Shalom India Résidence – Esther David

Esther David – Editions Héloïse d’Ormesson – 2020

Mon ressenti : 8/10

La vie mode d’emploi version Ahmedabad.
En plein cœur d’Ahmedabad, dans le sillage des émeutes de 2002, une nouvelle résidence voit le jour. À l’entrée de chaque bâtiment, une mezzouza, au mur de chaque foyer, le portrait du prophète Élie. En Inde, la chose est plutôt rare.
Dans ces immeubles cohabitent trois générations d’une minuscule communauté juive – autant de destins qui se croisent, s’ignorent, s’aiment ou s’affrontent, tiraillés entre le poids des traditions et la tentation d’élargir leurs horizons.

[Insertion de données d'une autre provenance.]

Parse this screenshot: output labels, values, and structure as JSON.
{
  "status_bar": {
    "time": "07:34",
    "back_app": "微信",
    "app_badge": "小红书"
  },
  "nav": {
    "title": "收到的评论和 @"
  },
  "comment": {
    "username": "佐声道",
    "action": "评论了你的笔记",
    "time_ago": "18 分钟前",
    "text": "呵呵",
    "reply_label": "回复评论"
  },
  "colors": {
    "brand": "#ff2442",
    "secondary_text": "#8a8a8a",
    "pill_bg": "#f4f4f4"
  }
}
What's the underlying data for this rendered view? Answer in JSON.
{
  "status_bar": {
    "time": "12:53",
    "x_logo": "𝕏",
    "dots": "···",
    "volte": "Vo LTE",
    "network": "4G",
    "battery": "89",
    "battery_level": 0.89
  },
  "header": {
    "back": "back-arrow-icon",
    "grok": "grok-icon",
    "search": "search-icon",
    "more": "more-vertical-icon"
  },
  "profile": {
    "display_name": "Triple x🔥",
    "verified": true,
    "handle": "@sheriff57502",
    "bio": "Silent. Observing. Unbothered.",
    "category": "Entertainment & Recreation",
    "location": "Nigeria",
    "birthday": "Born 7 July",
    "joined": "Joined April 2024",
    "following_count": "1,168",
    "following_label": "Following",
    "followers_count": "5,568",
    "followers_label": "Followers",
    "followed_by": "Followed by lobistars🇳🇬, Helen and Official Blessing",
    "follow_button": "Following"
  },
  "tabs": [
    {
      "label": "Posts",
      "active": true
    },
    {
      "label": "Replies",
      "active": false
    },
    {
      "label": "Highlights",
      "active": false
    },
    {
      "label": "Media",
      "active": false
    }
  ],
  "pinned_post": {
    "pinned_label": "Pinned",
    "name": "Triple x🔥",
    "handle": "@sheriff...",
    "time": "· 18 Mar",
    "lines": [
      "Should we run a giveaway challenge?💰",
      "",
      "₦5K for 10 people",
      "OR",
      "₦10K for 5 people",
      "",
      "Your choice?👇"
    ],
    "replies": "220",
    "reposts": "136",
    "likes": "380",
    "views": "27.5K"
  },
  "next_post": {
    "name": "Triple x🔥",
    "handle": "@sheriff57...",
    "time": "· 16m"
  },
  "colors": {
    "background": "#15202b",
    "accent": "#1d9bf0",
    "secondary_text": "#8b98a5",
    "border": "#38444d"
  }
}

Je tiens tout d’abord à remercier les éditions Héloïse d’Ormesson pour ce service presse.

Mon avis

Dans ce livre nous suivons la vie des résidents de Shalom India. Cette résidence à été construite afin que les Juifs Bene Israël d’Inde puissent vivre en communauté après les émeutes de 2002. Chaque habitant à son histoire propre, avec ses hauts et ses bas.

J’ai bien aimé ce livre. C’est intéressant de voir comment vivent les Juifs en Inde. Pays dans lequel ils sont en minorités et pas toujours bien considérés.
Au cours de la lecture, on se rend compte de ce qu’ils ont vécu et ce qui les a poussés à acheter un appartement de cette résidence.
Malgré les parcours de vie propre à chacun, ils ont tous un point en commun : ils vénèrent le prophète Elie, et lui demande souvent de l’aide. Ce prophète devient le protagoniste de ce livre. Il est là sans être là. Mais on le ressent dans chaque page lue.
Une chose m’a particulièrement frappée, c’est qu’en lisant le livre, je n’avais pas l’impression d’être dans les années 2000 mais plutôt un siècle en arrière, tant notre culture est différente de la leur. Surtout en ce qui concerne les jeunes filles et le mariage. On se rend compte qu’ils sont encore très attachés à leur religion.
Le style de l’autrice est poétique. Tout en douceur. J’ai beaucoup aimé sa plume.

Au niveau des personnages, j’ai eu de la sympathie pour certains, de la colère pour d’autres, mais je ne peux pas dire que je me suis attachée à eux car chaque chapitre parle d’un personnage bien précis que l’on ne retrouve pas spécialement par la suite.
Je vais dire que je me suis attachée à eux le temps d’un chapitre, mais pas plus.

Si vous aimez la culture indienne et/ou juive, et que vous avez envie d’en apprendre plus sur les Juifs Bene Israël d’Inde, je vous invite à lire ce roman.

Ce livre sort aujourd’hui en libraire.

L’autrice

Esther Davis est née au sein de la communauté juive d’Ahmedabad, sur la côte nord-ouest de l’Inde.
Peintre et sculpteur, historienne de l’art, elle dispense une éducation alternative dans les bidonvilles.
Son premier roman, La Ville en ses murs (1998) lui a valu de figurer sur la liste du prix Femina.